Principle: C1 Security Monitoring
The organisation monitors the security status of the networks and systems supporting its essential functions in order to detect potential security problems and to track the ongoing effectiveness of protective security measures.
This means implementing an effective monitoring strategy so that actual or attempted security breaches are discovered and that there are appropriate processes in place to respond. Any monitoring solution should evolve with the department’s business and technology changes, as well as with changes in the threat it faces.
Policy
The following requirements are placed on government departments:
- Government Organisations shall meet the CAF requirements of the relevant Government Profile under this principle.
Guidance
- Good logging practices provide the ability to understand, trace and react to system and security events. Within the NCSC’s 10 steps, Logging and monitoring will assist your organisation in defining a logging strategy. It promotes the identification of logging objectives which are tailored to the threat profile of your environment. These objectives will inform how logs are used to generate insights into your security posture and can be used to detect and respond to incidents.
- Once a logging strategy has been identified, Logging for security purposes provides granular information on selecting specific log types, building log storage architecture and defining a log retention process. Within the NCSC Device Security guidance, Logging and protective monitoring contains methods for device logging on multiple Operating Systems, including mobile devices.

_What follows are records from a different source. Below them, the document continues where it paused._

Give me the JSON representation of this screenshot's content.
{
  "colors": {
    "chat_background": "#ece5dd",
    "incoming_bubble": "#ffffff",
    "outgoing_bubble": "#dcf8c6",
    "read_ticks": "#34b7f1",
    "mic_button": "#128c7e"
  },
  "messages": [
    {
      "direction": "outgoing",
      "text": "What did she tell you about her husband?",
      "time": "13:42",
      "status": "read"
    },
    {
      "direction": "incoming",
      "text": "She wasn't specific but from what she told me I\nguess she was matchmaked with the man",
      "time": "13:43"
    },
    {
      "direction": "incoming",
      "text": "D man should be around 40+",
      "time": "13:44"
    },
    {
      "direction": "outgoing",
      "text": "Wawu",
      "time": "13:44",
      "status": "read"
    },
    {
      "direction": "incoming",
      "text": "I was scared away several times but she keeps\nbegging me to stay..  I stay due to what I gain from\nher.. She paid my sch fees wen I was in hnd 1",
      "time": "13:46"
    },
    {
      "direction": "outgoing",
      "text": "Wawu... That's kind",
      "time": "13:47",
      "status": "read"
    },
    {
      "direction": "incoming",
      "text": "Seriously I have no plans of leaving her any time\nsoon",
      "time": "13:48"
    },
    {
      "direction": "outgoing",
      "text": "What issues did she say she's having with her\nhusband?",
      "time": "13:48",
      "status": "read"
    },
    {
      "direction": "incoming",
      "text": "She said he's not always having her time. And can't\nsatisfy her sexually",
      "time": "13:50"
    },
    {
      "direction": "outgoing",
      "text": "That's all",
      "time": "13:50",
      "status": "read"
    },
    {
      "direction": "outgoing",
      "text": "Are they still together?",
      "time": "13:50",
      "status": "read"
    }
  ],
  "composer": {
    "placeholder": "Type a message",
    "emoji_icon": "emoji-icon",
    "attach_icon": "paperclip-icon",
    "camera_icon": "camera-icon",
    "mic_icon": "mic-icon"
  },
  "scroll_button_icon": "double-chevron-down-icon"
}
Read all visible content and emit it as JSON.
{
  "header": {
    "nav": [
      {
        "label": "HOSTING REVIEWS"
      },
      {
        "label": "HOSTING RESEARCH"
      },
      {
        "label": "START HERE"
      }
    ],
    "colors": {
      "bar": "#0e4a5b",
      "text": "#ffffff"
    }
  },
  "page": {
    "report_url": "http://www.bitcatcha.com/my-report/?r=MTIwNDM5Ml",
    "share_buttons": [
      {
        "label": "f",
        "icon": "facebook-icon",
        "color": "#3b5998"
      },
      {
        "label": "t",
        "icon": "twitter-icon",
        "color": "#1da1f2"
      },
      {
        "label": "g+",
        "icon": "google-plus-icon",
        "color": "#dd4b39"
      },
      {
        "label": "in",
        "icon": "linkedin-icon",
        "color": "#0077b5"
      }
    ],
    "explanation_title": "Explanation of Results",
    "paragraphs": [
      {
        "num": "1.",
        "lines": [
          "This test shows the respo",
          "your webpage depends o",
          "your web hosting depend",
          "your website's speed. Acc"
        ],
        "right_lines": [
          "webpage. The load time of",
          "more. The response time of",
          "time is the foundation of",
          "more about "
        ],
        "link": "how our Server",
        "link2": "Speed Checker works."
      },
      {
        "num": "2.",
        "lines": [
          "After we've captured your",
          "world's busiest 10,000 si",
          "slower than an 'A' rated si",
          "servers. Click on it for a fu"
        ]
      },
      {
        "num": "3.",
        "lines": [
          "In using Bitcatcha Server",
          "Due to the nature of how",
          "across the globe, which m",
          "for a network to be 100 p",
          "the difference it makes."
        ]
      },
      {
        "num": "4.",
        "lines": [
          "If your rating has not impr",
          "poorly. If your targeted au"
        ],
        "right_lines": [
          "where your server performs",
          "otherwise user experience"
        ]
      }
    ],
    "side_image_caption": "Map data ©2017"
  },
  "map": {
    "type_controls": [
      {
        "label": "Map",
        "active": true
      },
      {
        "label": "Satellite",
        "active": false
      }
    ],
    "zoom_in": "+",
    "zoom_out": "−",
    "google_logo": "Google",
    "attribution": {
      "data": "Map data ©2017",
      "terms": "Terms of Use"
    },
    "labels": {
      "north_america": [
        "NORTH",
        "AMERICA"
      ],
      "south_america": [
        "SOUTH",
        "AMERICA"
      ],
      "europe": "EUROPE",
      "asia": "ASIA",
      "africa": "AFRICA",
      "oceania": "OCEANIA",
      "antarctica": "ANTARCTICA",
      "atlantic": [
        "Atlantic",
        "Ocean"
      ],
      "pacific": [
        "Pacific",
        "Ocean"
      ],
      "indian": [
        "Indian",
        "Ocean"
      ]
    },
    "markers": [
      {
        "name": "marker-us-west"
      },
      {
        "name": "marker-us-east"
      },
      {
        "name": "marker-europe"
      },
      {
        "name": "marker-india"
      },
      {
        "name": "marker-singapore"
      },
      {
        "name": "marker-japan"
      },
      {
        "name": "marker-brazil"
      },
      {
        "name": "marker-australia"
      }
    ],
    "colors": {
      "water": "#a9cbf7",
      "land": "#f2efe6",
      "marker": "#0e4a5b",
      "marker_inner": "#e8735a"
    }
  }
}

- Your logging infrastructure should be utilised to be able to detect abnormal activity on your network. Within the NCSC secure design principles, Make compromise detection easier discusses how monitoring specific data sources such as communication flows, network load, storage and compute performance can help detect specific types of attack. Designing simple communications between components will assist you in detecting when components attempt to communicate in ways which are not part of your design.
- Digital services that are attractive to cyber criminals for the purposes of fraud should implement transactional monitoring techniques from the outset to detect suspicious activity.
- Collected logs should be compared against indicators of compromise (IOCs) from threat intelligence sources to detect known threats. Threat intelligence can be collected from open discussion forums, trusted relationships, paid-for contracts with threat intelligence companies or even generated internally. The Digital, Data and Technology Profession’s Cyber Threat Intelligence in Government guide provides an end-to-end walkthrough of how government organisations should plan, build and manage their cyber threat intelligence capabilities. It will assist your organisation in defining a threat intelligence strategy, but also provides granular guidance on undertaking steps through the threat intelligence lifecycle.
Available tools
- The Cyber Security Information Sharing Partnership CiSP is a joint industry and government digital service to allow UK organisations to share cyber threat information in a secure and confidential environment.
Enhanced profile guidance
- In order to perform a protective monitoring function, your organisation may establish a Security Operations Centre (SOC). This can involve full-time staff who work with threat intelligence to identify, investigate and triage security events as well as managers who understand your organisation, can assess the significance of security events and integrate seamlessly with the incident management function. Building a Security Operations Centre helps to set out the steps for designing a SOC Operating Model which is centred around your requirements, so that it is proportionate, Protective Monitoring for UK government ICT Systems (GPG 13) feasible and continually evolving. It then sets out threat modelling, detection and alerting approaches which can then be integrated with your incident management and threat intelligence functions.
Further information
- Protective Monitoring for UK government ICT Systems (GPG 13) is archived guidance from the NCSC’s predecessor, Communications-Electronics Security Group (CESG). It should not be used for designing or operating a system, however it is referenced here in the instance that your organisation maintains a legacy contract which includes GPG 13 as a core security requirement.
Further guidance and information can be found on the NCSC’s CAF Guidance webpage.